Your exact duties would depend on the type of patients you work with. For example, some psychiatric technicians work with individuals with extreme developmental disabilities, while others work with people undergoing rehabilitation for drug and alcohol abuse.

Licensure Info

As of 2013, only four states required licensure for psychiatric technicians. Though exact requirements vary by state, the licensure process typically involves graduating from an accredited program, passing an exam and paying a fee.

Optional Certification and Advancement

If your state does not require licensure, you may consider earning optional certification to demonstrate your proficiency level to prospective employers. The American Association of Psychiatric Technicians has developed four levels of certification (www.psychtechs.org).
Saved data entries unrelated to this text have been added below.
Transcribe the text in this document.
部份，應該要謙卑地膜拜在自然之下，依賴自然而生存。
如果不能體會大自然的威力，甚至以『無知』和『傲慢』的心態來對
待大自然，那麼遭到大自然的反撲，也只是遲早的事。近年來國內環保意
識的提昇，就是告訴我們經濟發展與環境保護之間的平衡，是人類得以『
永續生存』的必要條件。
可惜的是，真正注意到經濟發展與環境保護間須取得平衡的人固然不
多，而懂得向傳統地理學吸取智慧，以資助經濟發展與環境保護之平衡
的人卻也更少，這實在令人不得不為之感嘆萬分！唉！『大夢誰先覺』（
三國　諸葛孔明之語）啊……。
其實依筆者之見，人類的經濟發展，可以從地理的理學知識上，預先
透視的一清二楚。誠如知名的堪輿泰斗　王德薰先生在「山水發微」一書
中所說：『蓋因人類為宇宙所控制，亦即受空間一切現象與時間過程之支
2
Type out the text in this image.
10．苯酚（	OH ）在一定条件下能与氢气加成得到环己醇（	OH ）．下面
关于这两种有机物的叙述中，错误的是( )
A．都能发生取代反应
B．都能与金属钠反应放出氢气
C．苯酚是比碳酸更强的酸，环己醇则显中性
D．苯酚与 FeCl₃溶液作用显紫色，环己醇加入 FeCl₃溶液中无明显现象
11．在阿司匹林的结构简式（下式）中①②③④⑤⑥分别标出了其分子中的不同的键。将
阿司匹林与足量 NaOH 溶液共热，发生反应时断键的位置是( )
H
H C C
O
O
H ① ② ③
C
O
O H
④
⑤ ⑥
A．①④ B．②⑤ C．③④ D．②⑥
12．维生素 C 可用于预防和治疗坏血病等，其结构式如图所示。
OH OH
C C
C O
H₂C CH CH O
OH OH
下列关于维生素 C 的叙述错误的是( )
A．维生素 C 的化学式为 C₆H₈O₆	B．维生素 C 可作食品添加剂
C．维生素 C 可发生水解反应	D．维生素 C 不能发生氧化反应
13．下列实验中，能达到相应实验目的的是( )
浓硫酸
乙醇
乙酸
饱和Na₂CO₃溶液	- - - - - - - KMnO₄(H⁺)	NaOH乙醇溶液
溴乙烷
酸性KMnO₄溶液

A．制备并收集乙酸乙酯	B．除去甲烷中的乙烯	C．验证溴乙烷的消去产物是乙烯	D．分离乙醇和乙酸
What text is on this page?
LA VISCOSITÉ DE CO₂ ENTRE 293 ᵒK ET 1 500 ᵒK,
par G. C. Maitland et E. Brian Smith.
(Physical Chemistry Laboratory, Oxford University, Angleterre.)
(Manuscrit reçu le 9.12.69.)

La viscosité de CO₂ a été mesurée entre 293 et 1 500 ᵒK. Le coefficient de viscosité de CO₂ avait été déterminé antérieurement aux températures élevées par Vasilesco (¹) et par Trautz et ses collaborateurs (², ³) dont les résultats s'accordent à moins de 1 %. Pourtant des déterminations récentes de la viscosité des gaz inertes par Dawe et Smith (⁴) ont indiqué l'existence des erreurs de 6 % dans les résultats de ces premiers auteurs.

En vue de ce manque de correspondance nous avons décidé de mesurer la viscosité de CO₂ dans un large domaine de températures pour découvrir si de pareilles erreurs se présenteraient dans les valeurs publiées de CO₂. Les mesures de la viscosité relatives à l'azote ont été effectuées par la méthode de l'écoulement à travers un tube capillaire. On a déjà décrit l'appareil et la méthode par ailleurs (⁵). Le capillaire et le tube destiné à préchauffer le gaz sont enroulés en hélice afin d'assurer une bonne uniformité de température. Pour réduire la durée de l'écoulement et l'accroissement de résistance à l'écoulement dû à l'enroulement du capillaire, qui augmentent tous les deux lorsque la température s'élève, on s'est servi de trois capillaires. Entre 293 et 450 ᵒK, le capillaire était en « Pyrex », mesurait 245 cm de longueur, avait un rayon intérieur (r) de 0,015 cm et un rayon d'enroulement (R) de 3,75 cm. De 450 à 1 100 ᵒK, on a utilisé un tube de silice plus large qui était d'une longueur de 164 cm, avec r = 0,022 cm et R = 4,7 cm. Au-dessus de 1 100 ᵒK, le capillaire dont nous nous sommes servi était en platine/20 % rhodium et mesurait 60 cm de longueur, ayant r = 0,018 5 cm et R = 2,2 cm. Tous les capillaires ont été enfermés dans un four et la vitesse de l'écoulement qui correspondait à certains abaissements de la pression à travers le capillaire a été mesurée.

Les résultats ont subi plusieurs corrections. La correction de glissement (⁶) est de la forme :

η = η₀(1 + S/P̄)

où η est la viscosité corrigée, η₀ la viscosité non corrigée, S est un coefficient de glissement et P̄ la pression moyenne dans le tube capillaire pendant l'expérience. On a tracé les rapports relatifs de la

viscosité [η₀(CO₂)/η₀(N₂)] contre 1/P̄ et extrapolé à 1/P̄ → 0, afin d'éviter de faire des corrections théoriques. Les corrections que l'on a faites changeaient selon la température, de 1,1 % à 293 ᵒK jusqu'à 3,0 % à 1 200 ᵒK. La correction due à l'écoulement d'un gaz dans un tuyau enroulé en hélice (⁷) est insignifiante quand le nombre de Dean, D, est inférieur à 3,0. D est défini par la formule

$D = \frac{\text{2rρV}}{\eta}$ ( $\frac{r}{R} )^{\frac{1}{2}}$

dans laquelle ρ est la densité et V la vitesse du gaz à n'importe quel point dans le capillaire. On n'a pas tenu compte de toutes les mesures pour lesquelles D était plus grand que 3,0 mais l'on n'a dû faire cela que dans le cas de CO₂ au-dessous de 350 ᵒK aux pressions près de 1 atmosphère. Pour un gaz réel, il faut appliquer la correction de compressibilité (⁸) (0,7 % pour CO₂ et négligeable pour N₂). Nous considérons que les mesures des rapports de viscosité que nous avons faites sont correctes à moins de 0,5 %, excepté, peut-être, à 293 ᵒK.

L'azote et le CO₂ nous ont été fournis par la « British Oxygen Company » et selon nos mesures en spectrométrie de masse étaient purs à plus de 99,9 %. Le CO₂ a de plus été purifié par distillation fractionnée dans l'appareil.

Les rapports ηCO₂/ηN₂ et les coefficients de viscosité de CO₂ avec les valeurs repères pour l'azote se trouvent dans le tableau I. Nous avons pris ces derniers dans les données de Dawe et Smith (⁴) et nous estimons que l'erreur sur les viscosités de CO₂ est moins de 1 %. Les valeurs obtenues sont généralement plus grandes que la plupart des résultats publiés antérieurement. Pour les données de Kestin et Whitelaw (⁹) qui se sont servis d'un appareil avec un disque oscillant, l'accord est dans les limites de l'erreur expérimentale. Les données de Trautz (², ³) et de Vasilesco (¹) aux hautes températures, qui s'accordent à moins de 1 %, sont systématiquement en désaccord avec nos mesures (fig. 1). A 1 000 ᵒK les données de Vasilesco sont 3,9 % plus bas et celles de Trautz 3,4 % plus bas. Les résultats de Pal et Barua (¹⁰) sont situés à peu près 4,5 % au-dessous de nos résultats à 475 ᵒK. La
Each level requires you to pass a basic open-book exam containing 201 multiple choice questions. Your certification and advancement after passing the basic exam depends upon the amount of education and experience you've acquired. For levels 2-4, you also need to pass a practical exam, which includes essay questions based on specific work situations you may encounter; you may take this test with the basic exam or independently. The levels of certification include:

  • Level 1: You must have a high school diploma or GED
  • Level 2: You must also have 480 hours of postsecondary education plus one year of field experience
  • Level 3: You must have 960 hours of college or university education plus two years of psychiatric field experience
  • Level 4: You must have a bachelor's degree in a mental health or developmental disabilities field plus three years of field experience.

Certified psychiatric technicians may decide to further their careers by completing higher education to become nurses or counselors.